The installation by the late artist duo Christo and Jean-Claude, who conceived the project in 1961, will open on Saturday. The tour will last for about three weeks. Over the weekend, the traffic-heavy roundabout of the Arc de Triomphe will be entirely pedestrian.
Visitors to the famous Napoleonic Arch, which dominates the Champs-lysées avenue, will be able to not only see the glittering fabric, but also to touch it – as the artists intended.
Climbs to the 50 m (164 ft) peak will step on it upon reaching the roof terrace.
At a press conference on the project titled “Arc de Triomphe, Wrapped”, French Culture Minister Roslaine Bachelot called it “a formidable gift to be given to all art lovers, in Paris, the French and beyond”.
Bachelot said it was “a posthumous testimony of artistic genius.”
Bulgarian-born Christo Vladimirov Javchef met Jean-Claude Denat de Guillebon in Paris in 1958, and they later became lovers. The idea for the artwork was born in the early 60s, when he lived in Paris. Jean-Claude died in 2009 and Christo died in May last year. The memorial was supposed to be wrapped up one last time, but the COVID-19 pandemic delayed it.
Christo “wanted to complete the project. He promised us that we would do it,” the couple’s nephew, Vladimir Yavachev, told the Associated Press.
Yavachev said the 14 million euro ($16.4 million) project is being financed through the sale of Christo’s preliminary studies, drawings, scale models and other works.
On Thursday, passersby saw in surprise. “It makes me think of a big gray elephant kept in Paris on the Champs-lysée,” said Thomas Thévenaud, 47, who works nearby.
“You really rediscover the beauty of form,” said Agnieszka Vogel, 39, of Paris. “I couldn’t stop taking pictures because it’s extraordinary… we’re so lucky.”

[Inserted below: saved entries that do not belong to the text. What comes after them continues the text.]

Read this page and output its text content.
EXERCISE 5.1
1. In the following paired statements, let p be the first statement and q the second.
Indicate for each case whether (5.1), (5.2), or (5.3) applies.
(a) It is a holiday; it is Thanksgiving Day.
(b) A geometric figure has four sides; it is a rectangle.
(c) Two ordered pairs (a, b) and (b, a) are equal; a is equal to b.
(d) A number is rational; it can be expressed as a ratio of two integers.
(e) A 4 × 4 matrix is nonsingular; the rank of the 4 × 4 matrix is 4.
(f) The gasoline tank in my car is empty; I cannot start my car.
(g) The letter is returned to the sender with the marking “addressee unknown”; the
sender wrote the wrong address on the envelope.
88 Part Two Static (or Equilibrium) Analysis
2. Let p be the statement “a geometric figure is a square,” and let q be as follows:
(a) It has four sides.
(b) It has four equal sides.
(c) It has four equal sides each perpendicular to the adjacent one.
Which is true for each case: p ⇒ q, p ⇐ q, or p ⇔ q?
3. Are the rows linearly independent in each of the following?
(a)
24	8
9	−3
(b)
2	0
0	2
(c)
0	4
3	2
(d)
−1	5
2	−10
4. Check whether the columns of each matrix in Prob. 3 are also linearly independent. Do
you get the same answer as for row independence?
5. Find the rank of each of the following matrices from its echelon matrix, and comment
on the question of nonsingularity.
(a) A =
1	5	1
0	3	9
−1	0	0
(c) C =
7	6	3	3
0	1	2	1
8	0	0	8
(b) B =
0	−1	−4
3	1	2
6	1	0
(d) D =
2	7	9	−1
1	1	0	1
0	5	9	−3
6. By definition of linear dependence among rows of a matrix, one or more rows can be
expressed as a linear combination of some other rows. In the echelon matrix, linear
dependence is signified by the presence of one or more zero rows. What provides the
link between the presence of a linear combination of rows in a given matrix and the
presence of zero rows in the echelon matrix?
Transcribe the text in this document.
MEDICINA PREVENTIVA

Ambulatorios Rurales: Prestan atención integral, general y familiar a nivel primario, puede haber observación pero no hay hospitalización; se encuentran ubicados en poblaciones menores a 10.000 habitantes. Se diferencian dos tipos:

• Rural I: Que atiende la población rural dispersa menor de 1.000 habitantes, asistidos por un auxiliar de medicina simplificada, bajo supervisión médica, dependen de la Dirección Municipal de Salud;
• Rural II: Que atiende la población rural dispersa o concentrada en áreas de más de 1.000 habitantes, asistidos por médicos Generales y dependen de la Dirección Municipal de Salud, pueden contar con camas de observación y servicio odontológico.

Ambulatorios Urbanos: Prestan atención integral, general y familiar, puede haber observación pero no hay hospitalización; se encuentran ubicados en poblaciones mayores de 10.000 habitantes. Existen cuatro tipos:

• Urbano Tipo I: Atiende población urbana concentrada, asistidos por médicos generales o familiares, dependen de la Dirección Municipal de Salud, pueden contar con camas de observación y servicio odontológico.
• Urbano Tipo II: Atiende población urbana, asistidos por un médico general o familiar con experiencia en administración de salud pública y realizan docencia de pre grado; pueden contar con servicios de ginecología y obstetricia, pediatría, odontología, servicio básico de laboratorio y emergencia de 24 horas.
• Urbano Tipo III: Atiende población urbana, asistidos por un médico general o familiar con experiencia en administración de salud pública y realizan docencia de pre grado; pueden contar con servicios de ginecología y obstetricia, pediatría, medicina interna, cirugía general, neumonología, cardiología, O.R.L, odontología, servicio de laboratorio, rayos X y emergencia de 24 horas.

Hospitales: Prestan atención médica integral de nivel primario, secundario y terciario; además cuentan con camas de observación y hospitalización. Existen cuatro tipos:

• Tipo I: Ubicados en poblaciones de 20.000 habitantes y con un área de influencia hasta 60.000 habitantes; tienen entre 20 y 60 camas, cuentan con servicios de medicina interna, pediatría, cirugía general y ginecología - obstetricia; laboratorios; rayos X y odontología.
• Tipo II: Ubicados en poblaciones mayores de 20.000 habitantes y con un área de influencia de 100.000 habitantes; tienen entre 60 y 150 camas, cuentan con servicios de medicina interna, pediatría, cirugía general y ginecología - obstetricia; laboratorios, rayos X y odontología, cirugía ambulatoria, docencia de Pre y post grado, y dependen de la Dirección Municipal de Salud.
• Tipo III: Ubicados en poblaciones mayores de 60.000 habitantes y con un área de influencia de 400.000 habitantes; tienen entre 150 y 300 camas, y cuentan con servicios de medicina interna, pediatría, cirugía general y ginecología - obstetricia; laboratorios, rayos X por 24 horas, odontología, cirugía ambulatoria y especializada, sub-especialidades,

The artists were known for elaborate, temporary creations blanketing familiar public spaces including Berlin’s Reichstag and Paris’ Pont Neuf Bridge, and creating massive site-specific installations such as a series of 7,503 gates in New York City’s Central Park . 24.5 mile “running fence” in California.
Yavachev said he plans to complete another unfinished project: a 150-metre-tall (492 ft) pyramid-like mastaba in Abu Dhabi.
“We have the blueprints, we just have to do it,” he said.